Thursday, May 12, 2011

Hazell and the Three-Card Trick by P.B Yuill (Penguin Books 1975)

The pub Minty chose was rough even by Hammersmith standards. Of course there's good parts and bad parts of Hammersmith. This pub was as bad as any going.

Minty was already at the slopping bar when I pushed through the dingy saloon door.

It wasn't rough meaning violent - just horrible. The paper was coming off the walls in damp patches and the decor was like an old railway waiting-room with one difference. The lighting. I've never been in such a brightly-lit boozer. It was glaring.

The staff was an Irish bloke about twenty-five. He had the beer gut of a much older man. It was straining against a grey vest that in its turn was trying to pop out where his shirt buttons were missing.

From his pained movements and sharp sighs and groans it was possible he was suffering the worst hangover since Pisa.
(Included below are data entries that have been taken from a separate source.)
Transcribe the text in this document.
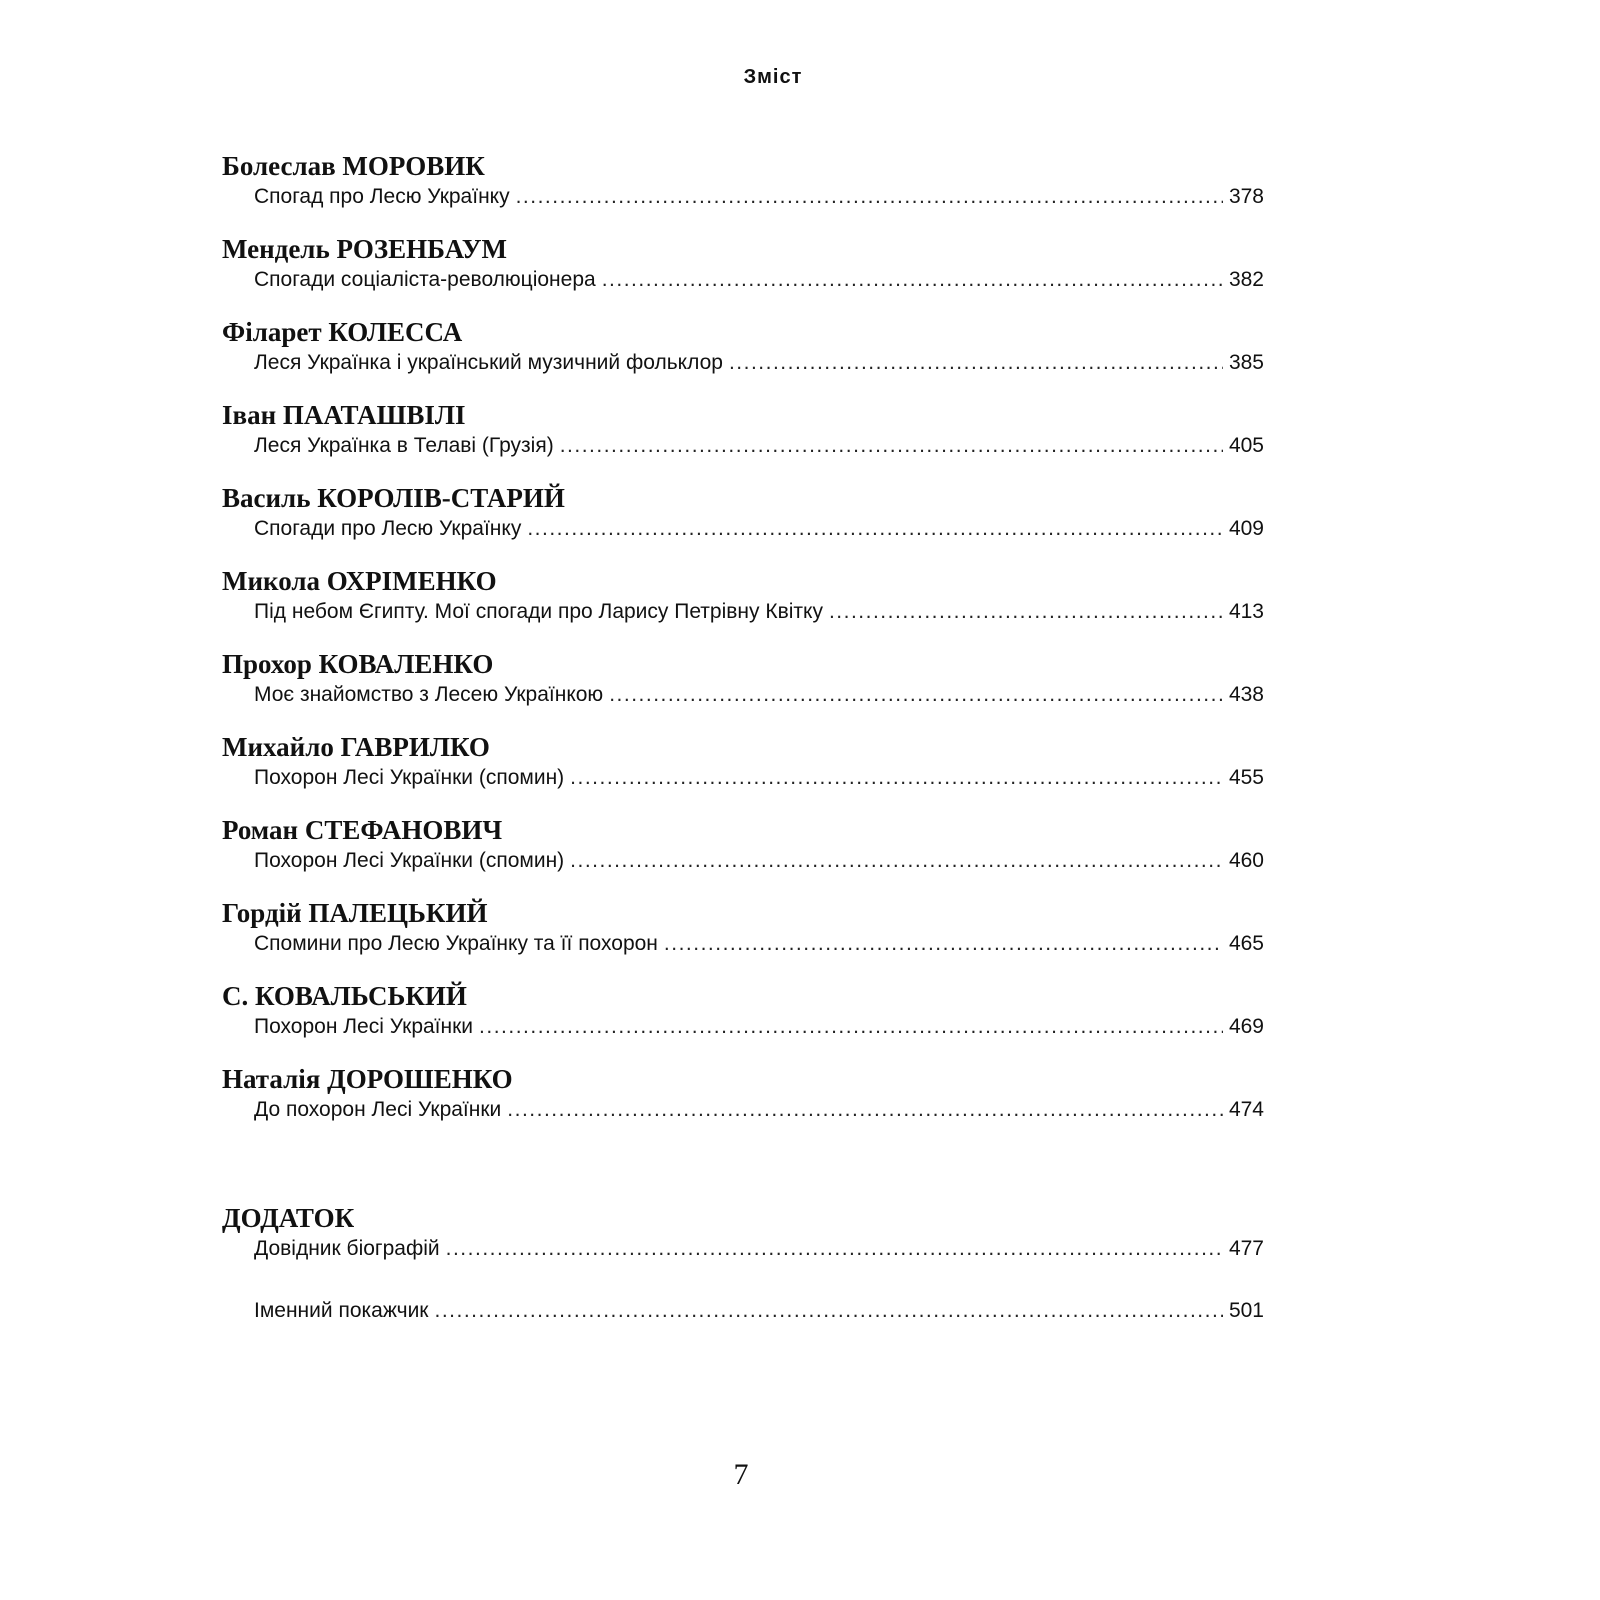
Зміст
Болеслав МОРОВИК
Спогад про Лесю Українку .....	378
Мендель РОЗЕНБАУМ
Спогади соціаліста-революціонера .....	382
Філарет КОЛЕССА
Леся Українка і український музичний фольклор .....	385
Іван ПААТАШВІЛІ
Леся Українка в Телаві (Грузія) .....	405
Василь КОРОЛІВ-СТАРИЙ
Спогади про Лесю Українку .....	409
Микола ОХРІМЕНКО
Під небом Єгипту. Мої спогади про Ларису Петрівну Квітку .....	413
Прохор КОВАЛЕНКО
Моє знайомство з Лесею Українкою .....	438
Михайло ГАВРИЛКО
Похорон Лесі Українки (спомин) .....	455
Роман СТЕФАНОВИЧ
Похорон Лесі Українки (спомин) .....	460
Гордій ПАЛЕЦЬКИЙ
Спомини про Лесю Українку та її похорон .....	465
С. КОВАЛЬСЬКИЙ
Похорон Лесі Українки .....	469
Наталія ДОРОШЕНКО
До похорон Лесі Українки .....	474
ДОДАТОК
Довідник біографій .....	477
Іменний покажчик .....	501
7
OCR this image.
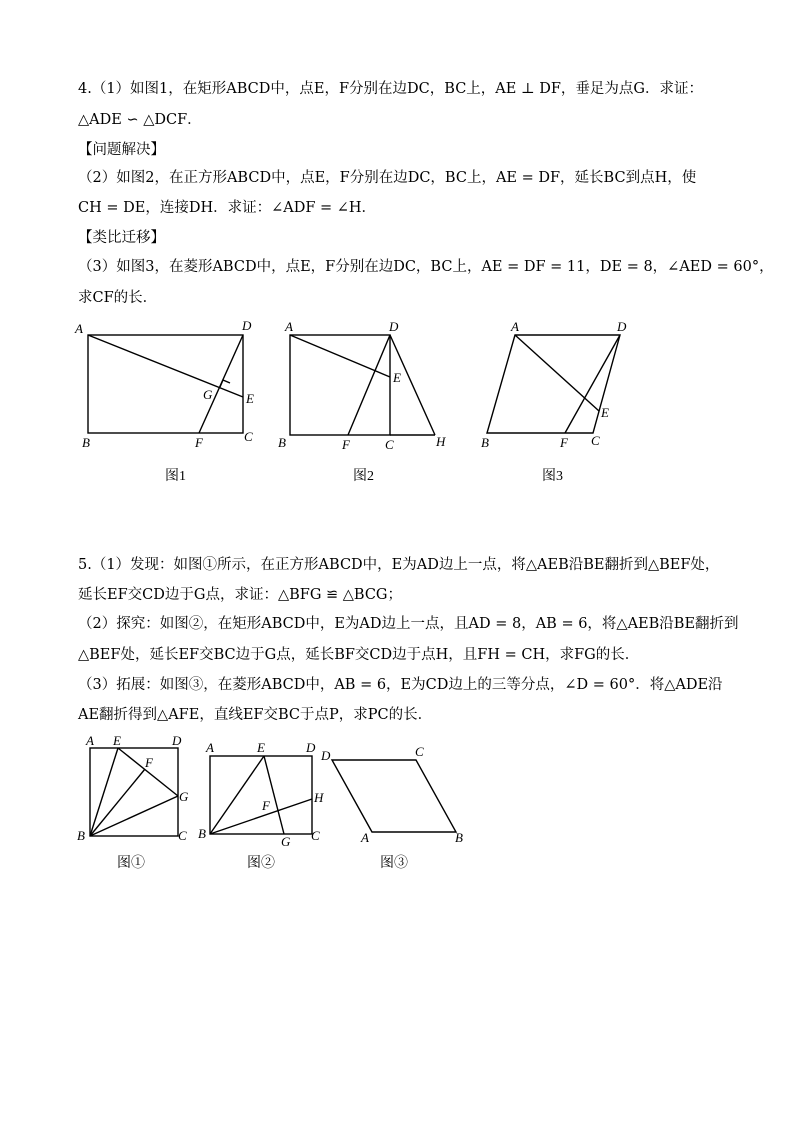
4.（1）如图1，在矩形ABCD中，点E，F分别在边DC，BC上，AE ⊥ DF，垂足为点G．求证：
△ADE ∽ △DCF．
【问题解决】
（2）如图2，在正方形ABCD中，点E，F分别在边DC，BC上，AE = DF，延长BC到点H，使
CH = DE，连接DH．求证：∠ADF = ∠H．
【类比迁移】
（3）如图3，在菱形ABCD中，点E，F分别在边DC，BC上，AE = DF = 11，DE = 8，∠AED = 60°，
求CF的长．
A	D
B	C
E
F
G
图1
A	D
B	C
E
F	H
图2
A	D
B	C
E
F
图3
5.（1）发现：如图①所示，在正方形ABCD中，E为AD边上一点，将△AEB沿BE翻折到△BEF处，
延长EF交CD边于G点，求证：△BFG ≌ △BCG；
（2）探究：如图②，在矩形ABCD中，E为AD边上一点，且AD = 8，AB = 6，将△AEB沿BE翻折到
△BEF处，延长EF交BC边于G点，延长BF交CD边于点H，且FH = CH，求FG的长．
（3）拓展：如图③，在菱形ABCD中，AB = 6，E为CD边上的三等分点，∠D = 60°．将△ADE沿
AE翻折得到△AFE，直线EF交BC于点P，求PC的长．
A E	D
F
G
B	C
图①
A	E	D
H
F
B
G C
图②
D	C
A	B
图③
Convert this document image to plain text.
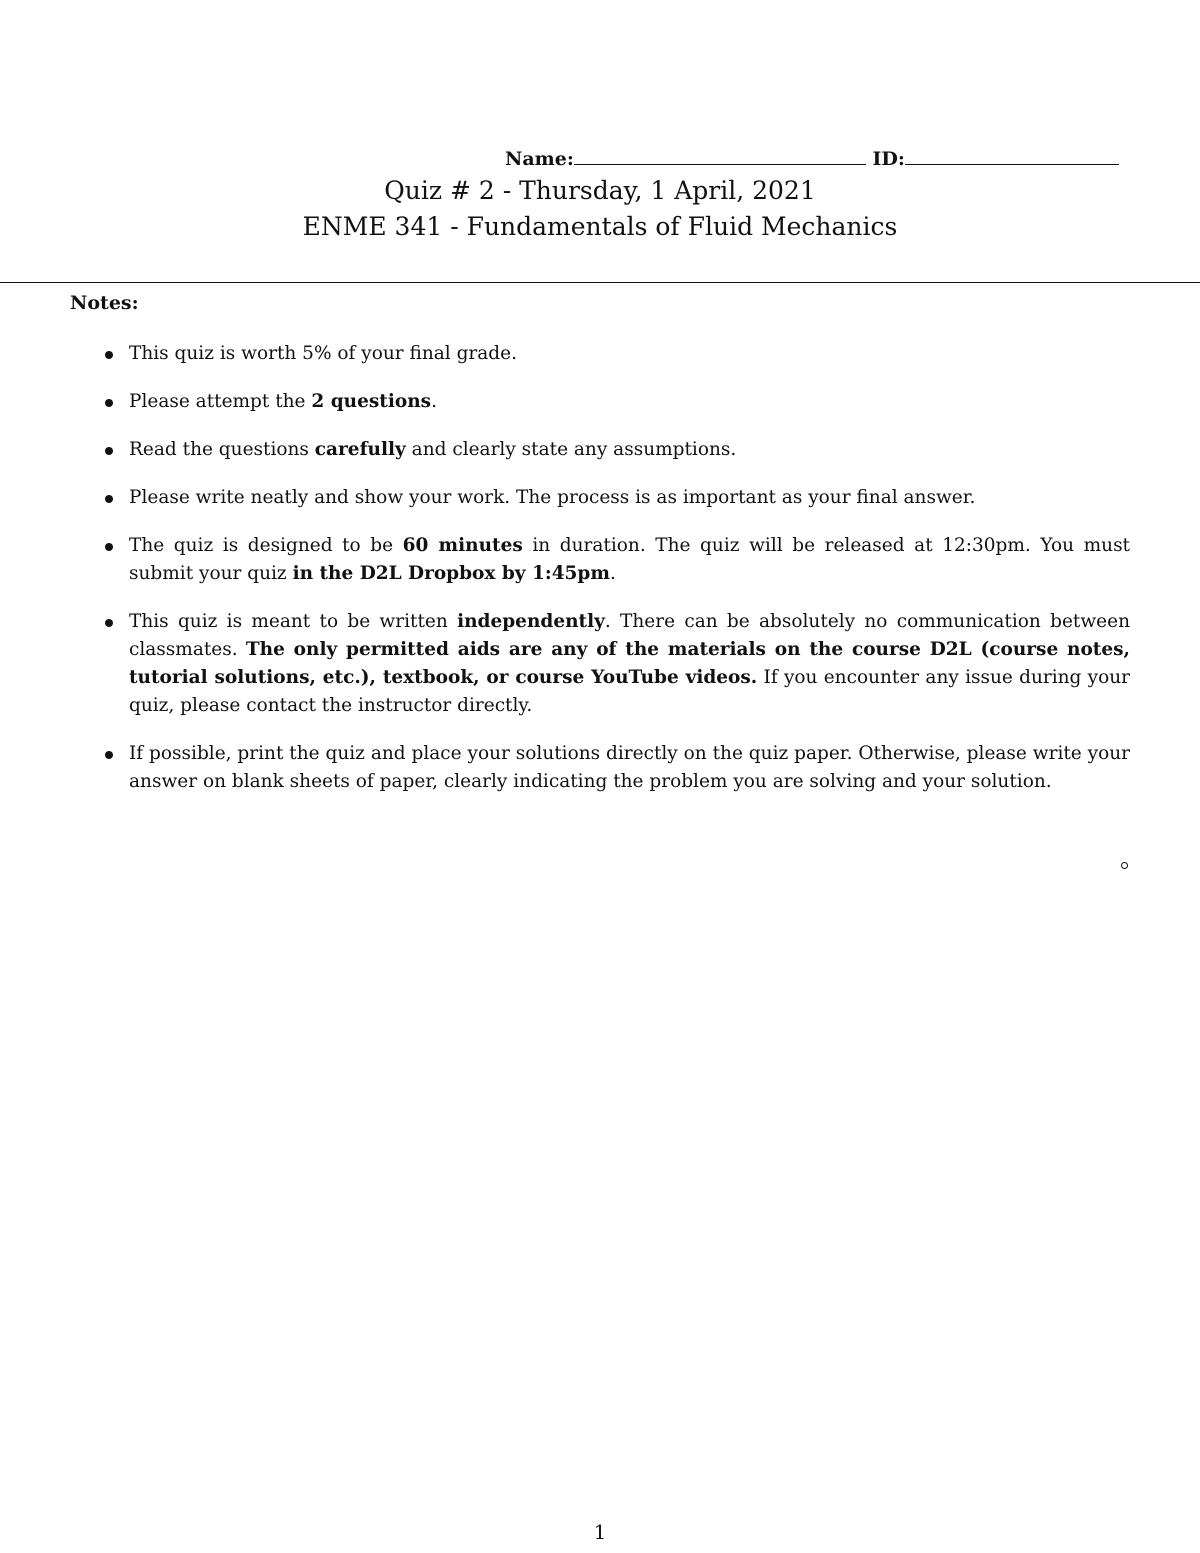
Name:	ID:
Quiz # 2 - Thursday, 1 April, 2021
ENME 341 - Fundamentals of Fluid Mechanics
Notes:
This quiz is worth 5% of your final grade.
Please attempt the 2 questions.
Read the questions carefully and clearly state any assumptions.
Please write neatly and show your work. The process is as important as your final answer.
The quiz is designed to be 60 minutes in duration. The quiz will be released at 12:30pm. You must submit your quiz in the D2L Dropbox by 1:45pm.
This quiz is meant to be written independently. There can be absolutely no communication between classmates. The only permitted aids are any of the materials on the course D2L (course notes, tutorial solutions, etc.), textbook, or course YouTube videos. If you encounter any issue during your quiz, please contact the instructor directly.
If possible, print the quiz and place your solutions directly on the quiz paper. Otherwise, please write your answer on blank sheets of paper, clearly indicating the problem you are solving and your solution.
1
He hadn't shaved that day, although that was hardly likely to upset the clientele.,/p>

Actually I feel sorry for the Irish who come over here to wear big letters on their backs. They generally leave the wife at home on holy soil and only see her at Xmas to father next year's crop. In between Xmases they doss down in cheap rooms and send the wife's money home by postal order and drink themselves silly to fill up the void.

Thumping each other and kicking Chinese waiters is about the height of their swinging lives. They don't seem to have much interest in the local women and they tend to stick to their own pubs. 'It's gone Irish,' you'll hear people say about a rub-a-dub that's been taken over by the big men with the pixie ears. It's not meant as a recommendation.

I say sorry but not enough to want ten of them home for a cooked meal.

1 comment:

Darren said...

Pages 130-131

The excerpted passage doesn't necessarily give you a flavour of the novel itself, but it does throw up what was still the stereotypical view of the Irish in Britain as late as the mid-70s.